Hurricane Florence starts its prolonged assault on the Carolinas

Hurricane Florence,Hurricane Florence Path,Hurricane florence update

Hurricane Florence,Hurricane Florence Path,Hurricane florence update

Gov. Henry McMaster told reporters Thursday that up to 7 inches of rain in the state's northwestern mountains could mean landslides and unsafe conditions.

The storm's centre is expected to make landfall Friday (local time) in southeast North Carolina, which will coincide with the most severe effects.

FEMA has warned that while downgraded, the storm will still generate life threatening storm surge and rainfall in North and SC. It is poised to slow to a crawl there and then drift to the southwest, unloading disastrous amounts of rain. That makes sense since the category of a storm is generally determined by its maximum sustained winds; but, researchers have found, the vast majority of deaths (nearly 90%) from hurricanes, tropical storms, or tropical depressions between 1963 and 2012 were attributable to "storm surge, rainfall flooding, high surf, and deaths just offshore".

Because hurricane force winds extend 130 kilometers from the center, people on land will experience sharply deteriorating conditions long before the center reaches the coast. "There are approximately 800 line workers and tree personnel actively engaged in storm response preparations". "The combination of a unsafe storm surge and the tide will cause normally dry areas near the coast to be flooded by rising waters moving inland from the shoreline". Florence's center will approach the North and SC coasts late Thursday and Friday. This implies that water, even more so than wind, is the most unsafe element of a major storm.

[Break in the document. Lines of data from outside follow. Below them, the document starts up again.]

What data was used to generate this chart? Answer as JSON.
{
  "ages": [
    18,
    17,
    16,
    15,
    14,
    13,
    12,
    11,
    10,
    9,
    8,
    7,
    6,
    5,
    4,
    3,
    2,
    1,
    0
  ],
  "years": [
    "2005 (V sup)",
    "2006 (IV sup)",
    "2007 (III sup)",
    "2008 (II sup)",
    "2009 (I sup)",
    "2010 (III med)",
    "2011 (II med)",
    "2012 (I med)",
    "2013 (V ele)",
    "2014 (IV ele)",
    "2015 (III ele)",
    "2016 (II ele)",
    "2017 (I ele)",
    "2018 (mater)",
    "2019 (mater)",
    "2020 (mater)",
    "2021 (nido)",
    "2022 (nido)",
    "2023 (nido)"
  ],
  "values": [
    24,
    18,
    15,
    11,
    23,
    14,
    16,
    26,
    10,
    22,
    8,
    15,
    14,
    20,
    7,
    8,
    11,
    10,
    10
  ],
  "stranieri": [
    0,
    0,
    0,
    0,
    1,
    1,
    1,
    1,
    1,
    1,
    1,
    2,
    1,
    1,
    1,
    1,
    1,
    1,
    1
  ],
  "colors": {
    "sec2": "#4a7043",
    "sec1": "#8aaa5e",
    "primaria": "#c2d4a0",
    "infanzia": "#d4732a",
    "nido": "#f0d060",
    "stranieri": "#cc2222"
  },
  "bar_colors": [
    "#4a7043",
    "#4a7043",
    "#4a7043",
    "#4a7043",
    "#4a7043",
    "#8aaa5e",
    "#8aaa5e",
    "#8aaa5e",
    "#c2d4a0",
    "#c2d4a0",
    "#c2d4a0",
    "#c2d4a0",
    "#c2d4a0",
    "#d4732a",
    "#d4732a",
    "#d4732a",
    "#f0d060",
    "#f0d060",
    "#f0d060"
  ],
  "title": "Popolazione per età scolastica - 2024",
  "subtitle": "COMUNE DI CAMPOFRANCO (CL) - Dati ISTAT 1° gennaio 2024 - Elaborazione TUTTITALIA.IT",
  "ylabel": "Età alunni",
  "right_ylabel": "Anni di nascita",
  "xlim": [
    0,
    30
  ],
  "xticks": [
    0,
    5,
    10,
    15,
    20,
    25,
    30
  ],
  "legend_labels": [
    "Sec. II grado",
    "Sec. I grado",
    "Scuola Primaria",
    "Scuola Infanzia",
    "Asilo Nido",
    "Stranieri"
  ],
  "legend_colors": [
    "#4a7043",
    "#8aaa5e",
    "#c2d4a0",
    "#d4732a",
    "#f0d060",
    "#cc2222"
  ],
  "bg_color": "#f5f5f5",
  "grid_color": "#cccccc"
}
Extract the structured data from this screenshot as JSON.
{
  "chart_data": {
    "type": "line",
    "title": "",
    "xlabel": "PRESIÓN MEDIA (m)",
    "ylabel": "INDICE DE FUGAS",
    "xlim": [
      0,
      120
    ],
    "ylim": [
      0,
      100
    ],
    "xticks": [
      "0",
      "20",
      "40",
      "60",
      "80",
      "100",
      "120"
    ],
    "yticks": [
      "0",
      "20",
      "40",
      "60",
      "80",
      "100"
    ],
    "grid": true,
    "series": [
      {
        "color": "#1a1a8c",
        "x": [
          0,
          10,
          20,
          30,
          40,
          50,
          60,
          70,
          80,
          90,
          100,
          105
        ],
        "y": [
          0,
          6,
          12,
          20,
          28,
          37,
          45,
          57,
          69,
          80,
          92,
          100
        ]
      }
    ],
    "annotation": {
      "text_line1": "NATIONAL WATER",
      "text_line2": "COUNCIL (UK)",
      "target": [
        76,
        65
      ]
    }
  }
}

Florence will bring large rainfall totals through Saturday in North Carolina, north SC and Virginia, causing catastrophic flash flooding.

Footage shows a pier and a beach in Nags Head, North Carolina, being hit with heavy surf as the storm rolls into the area.

By late Thursday afternoon, the Carolina coasts can expect winds stronger than 80 miles per hour.

The wide storm has weakened to a Category 2 hurricane and forecasters expect top winds to drop more as it nears the shore, but they're sharing a giant dose of uncertainty.


With Hurricane Florence set to wallop the area as a Category 4 hurricane, there are fears the ponds could overflow or even collapse amid extremely heavy rain, sending vast amounts of manure from thousands of farms into rivers and contaminating groundwater. This website is not intended for users located within the European Economic Area.

National Guard soldiers from the state, North Carolina and Virginia are mobilizing to prepare for hurricane recovery efforts.

More than 10 million people are under watches and warnings, the Associated Press reported.

And while some people may think that Florence doesn't possess the same punch Harvey did since it's only a Category 2 storm, there is a comparison: Sandy.

It could stall just off the coast and then drift south along the SC coast and possibly make a landfall as a weaker system if it doesn't make it clearly over the coast of North Carolina. It warned of likely "structural damage to buildings. with several potentially washing away", "flooded or washed-out coastal roads" and "major damage to marinas".

In North and SC, more than $87 billion in private property is covered by federal flood insurance. The Charleston area is under a storm surge watch. North Carolina alone could get from 20 to 30 inches, with isolated spots possibly receiving 40 inches.

"Floodwaters may enter numerous structures, and some may become uninhabitable or washed away", the Weather Service warned.